I mean, I think it makes sense to allow plotting these both with and without imputation, so that you can see how imputation affects your data. In cases where it's only necessary to plot a kde and not specific points, it makes sense to plot the weighted mixture of the kde and the posterior distribution imputed for a specific point. It's definitely useful to be able to see where your imputations are adding probability mass -- if they're all stuck in one area, that might suggest censoring, for example.

OriolAbril commented 3 years ago

I am not sure I understand your point, do you have some example to clarify? Are you saying in some cases it could make sense to have a ppc that compares the posterior predictive with imputed data to observations without imputed data? But not for loo_pit/bpv right?

Also @junpenglao may be able to help as he is much more knowledgeable on missing data and imputation and how they work on pymc.

ghost commented 3 years ago

I am not sure I understand your point, do you have some example to clarify? Are you saying in some cases it could make sense to have a ppc that compares the posterior predictive with imputed data to observations without imputed data? But not for loo_pit/bpv right?

Also @junpenglao may be able to help as he is much more knowledgeable on missing data and imputation and how they work on pymc.

For both cases, I'm saying that it should be possible to plot both with and without imputed data using some option like inc_missing = True. This way, it would be possible to see whether your posterior predictive check or LOO-PIT plots look different when missing data is included. If objects are plotted on the kde plot using the point-cloud method (drawing a Gaussian or other pdf for each observation, then averaging these pdfs together), it should be possible to add the PDF of the probability integral transform . e.g., if F is the estimated CDF after leaving out some missing data point x, then you can estimate a distribution for F(x) by taking all the sampled values of x and taking F(x) for each one. This distribution can be plotted instead of the usual probability cloud used with KDE.

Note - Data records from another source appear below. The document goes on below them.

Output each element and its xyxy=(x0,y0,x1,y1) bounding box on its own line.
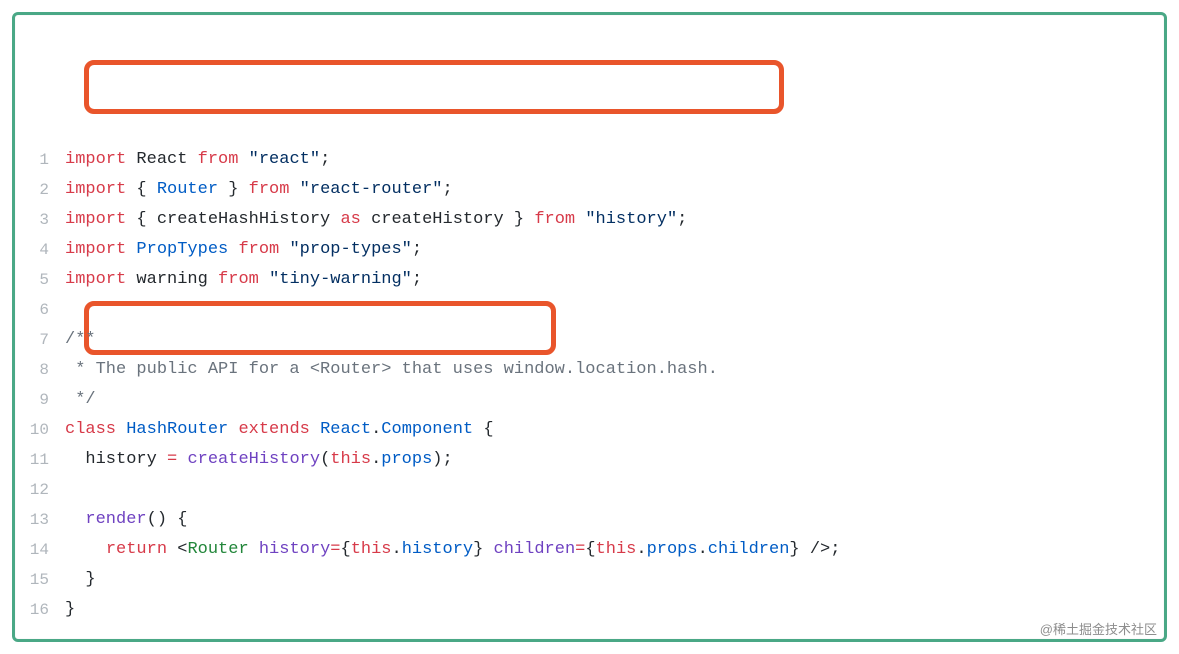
code-line: 9 */ xyxy=(25,385,1154,415)
code-line: 11 history = createHistory(this.props); xyxy=(25,445,1154,475)
line-number: 13 xyxy=(25,505,65,535)
code-line: 16} xyxy=(25,595,1154,625)
code-line: 7/** xyxy=(25,325,1154,355)
line-content: history = createHistory(this.props); xyxy=(65,445,1154,475)
line-content: import { Router } from "react-router"; xyxy=(65,175,1154,205)
watermark: @稀土掘金技术社区 xyxy=(1040,619,1157,638)
line-content: class HashRouter extends React.Component… xyxy=(65,415,1154,445)
line-number: 15 xyxy=(25,565,65,595)
line-number: 5 xyxy=(25,265,65,295)
line-number: 12 xyxy=(25,475,65,505)
line-content: import PropTypes from "prop-types"; xyxy=(65,235,1154,265)
line-content: return <Router history={this.history} ch… xyxy=(65,535,1154,565)
line-content: import warning from "tiny-warning"; xyxy=(65,265,1154,295)
line-content: * The public API for a <Router> that use… xyxy=(65,355,1154,385)
line-number: 7 xyxy=(25,325,65,355)
line-content: } xyxy=(65,565,1154,595)
line-number: 16 xyxy=(25,595,65,625)
line-number: 4 xyxy=(25,235,65,265)
line-content: */ xyxy=(65,385,1154,415)
code-line: 10class HashRouter extends React.Compone… xyxy=(25,415,1154,445)
code-block: 1import React from "react";2import { Rou… xyxy=(25,25,1154,625)
line-number: 2 xyxy=(25,175,65,205)
code-line: 15 } xyxy=(25,565,1154,595)
line-content: } xyxy=(65,595,1154,625)
line-number: 11 xyxy=(25,445,65,475)
line-number: 1 xyxy=(25,145,65,175)
code-line: 1import React from "react"; xyxy=(25,145,1154,175)
line-number: 8 xyxy=(25,355,65,385)
line-number: 9 xyxy=(25,385,65,415)
code-line: 2import { Router } from "react-router"; xyxy=(25,175,1154,205)
line-content: render() { xyxy=(65,505,1154,535)
line-number: 10 xyxy=(25,415,65,445)
line-number: 3 xyxy=(25,205,65,235)
line-content: import React from "react"; xyxy=(65,145,1154,175)
highlight-line-3 xyxy=(84,60,784,114)
code-line: 8 * The public API for a <Router> that u… xyxy=(25,355,1154,385)
code-line: 14 return <Router history={this.history}… xyxy=(25,535,1154,565)
line-number: 14 xyxy=(25,535,65,565)
line-number: 6 xyxy=(25,295,65,325)
code-line: 4import PropTypes from "prop-types"; xyxy=(25,235,1154,265)
code-line: 5import warning from "tiny-warning"; xyxy=(25,265,1154,295)
code-line: 6 xyxy=(25,295,1154,325)
code-line: 12 xyxy=(25,475,1154,505)
line-content: /** xyxy=(65,325,1154,355)
code-frame: 1import React from "react";2import { Rou… xyxy=(12,12,1167,642)
line-content: import { createHashHistory as createHist… xyxy=(65,205,1154,235)
code-line: 13 render() { xyxy=(25,505,1154,535)
code-line: 3import { createHashHistory as createHis… xyxy=(25,205,1154,235)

OriolAbril commented 3 years ago

I think that there are several different things to take into account in this discussion, so I'll try to separate those in different paragraphs.

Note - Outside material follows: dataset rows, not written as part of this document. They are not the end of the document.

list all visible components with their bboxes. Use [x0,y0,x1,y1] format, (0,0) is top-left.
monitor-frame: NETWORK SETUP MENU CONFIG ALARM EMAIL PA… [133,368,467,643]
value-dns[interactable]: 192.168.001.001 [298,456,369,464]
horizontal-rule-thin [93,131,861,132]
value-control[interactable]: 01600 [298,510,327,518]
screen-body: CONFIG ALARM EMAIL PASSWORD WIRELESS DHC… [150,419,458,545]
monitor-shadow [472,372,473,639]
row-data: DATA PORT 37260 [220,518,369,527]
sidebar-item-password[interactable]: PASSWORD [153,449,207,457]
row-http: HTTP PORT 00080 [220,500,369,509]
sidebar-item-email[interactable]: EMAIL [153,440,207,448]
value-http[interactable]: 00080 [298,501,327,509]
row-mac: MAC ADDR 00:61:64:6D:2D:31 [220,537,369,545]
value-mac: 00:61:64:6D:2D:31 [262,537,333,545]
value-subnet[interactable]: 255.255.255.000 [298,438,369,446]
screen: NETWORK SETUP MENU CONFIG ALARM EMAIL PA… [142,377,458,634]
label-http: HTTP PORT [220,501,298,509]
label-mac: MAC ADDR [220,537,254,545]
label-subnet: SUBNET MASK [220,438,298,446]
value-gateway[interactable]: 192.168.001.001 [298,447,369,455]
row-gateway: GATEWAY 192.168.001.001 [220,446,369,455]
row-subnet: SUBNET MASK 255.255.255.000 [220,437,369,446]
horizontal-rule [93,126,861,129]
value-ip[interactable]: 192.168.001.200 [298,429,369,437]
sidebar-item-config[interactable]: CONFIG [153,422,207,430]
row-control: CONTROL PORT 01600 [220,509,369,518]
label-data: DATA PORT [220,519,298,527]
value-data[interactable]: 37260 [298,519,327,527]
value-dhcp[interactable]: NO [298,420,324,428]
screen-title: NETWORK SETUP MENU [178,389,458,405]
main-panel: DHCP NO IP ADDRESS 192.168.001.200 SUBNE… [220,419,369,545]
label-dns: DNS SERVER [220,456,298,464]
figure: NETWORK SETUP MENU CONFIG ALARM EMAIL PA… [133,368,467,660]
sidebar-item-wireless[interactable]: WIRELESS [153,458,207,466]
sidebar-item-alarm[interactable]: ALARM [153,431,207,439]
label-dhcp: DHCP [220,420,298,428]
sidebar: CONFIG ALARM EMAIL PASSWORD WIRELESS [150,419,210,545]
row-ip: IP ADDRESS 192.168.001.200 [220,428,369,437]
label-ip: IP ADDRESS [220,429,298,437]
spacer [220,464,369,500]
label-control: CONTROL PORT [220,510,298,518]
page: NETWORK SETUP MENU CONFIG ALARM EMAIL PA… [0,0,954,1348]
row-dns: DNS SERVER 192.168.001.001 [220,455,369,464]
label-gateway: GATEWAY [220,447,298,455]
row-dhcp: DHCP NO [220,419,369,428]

The first thing to take into account is the type of imputation. If missing data is imputed before sampling, then everything should work the same as with no missing data at a code level, but the conceptual implications need to be weighed carefully. Everything I'll say here is for dealing with missing data as np.nan, which is I believe the case we have been considering always so far, I just wanted to be explicit.

plot_ppc can work with that, but the question here is not if it can work but if it should work. IIUC, the most common case of missing data in pymc is having missing data in the observed data only, which pymc handles by fitting the model on the non-missing data and generating posterior predictive samples for the missing data. I have never seen anybody doing ppc combining the post pred samples corresponding to the actual observed data with out of sample post pred samples (or predictions generally called). If I see a couple usage example of plot_ppc with missing data/predictions, I would not oppose adding a new argument to plot_ppc as you mentioned, but I can't work on that in the short/mid term future, would you be interested in submitting a PR for this eventually?

plot_loo_pit has a similar goal to plot_ppc but the way in which it tries to achieve this "common" goal is completely different. It combines cross validation with pointwise comparisons of posterior predictive samples. Conceptually, loo pit is fitting the model excluding one observation, generating the posterior predictive samples (predictions!) for this excluded observation and comparing these predictions to the actual observed value (because we have excluded the observation in doing cross validation, but we do know what was observed). In this case, I don't see how this can be compatible with missing data at a conceptual level, not sure what I am missing.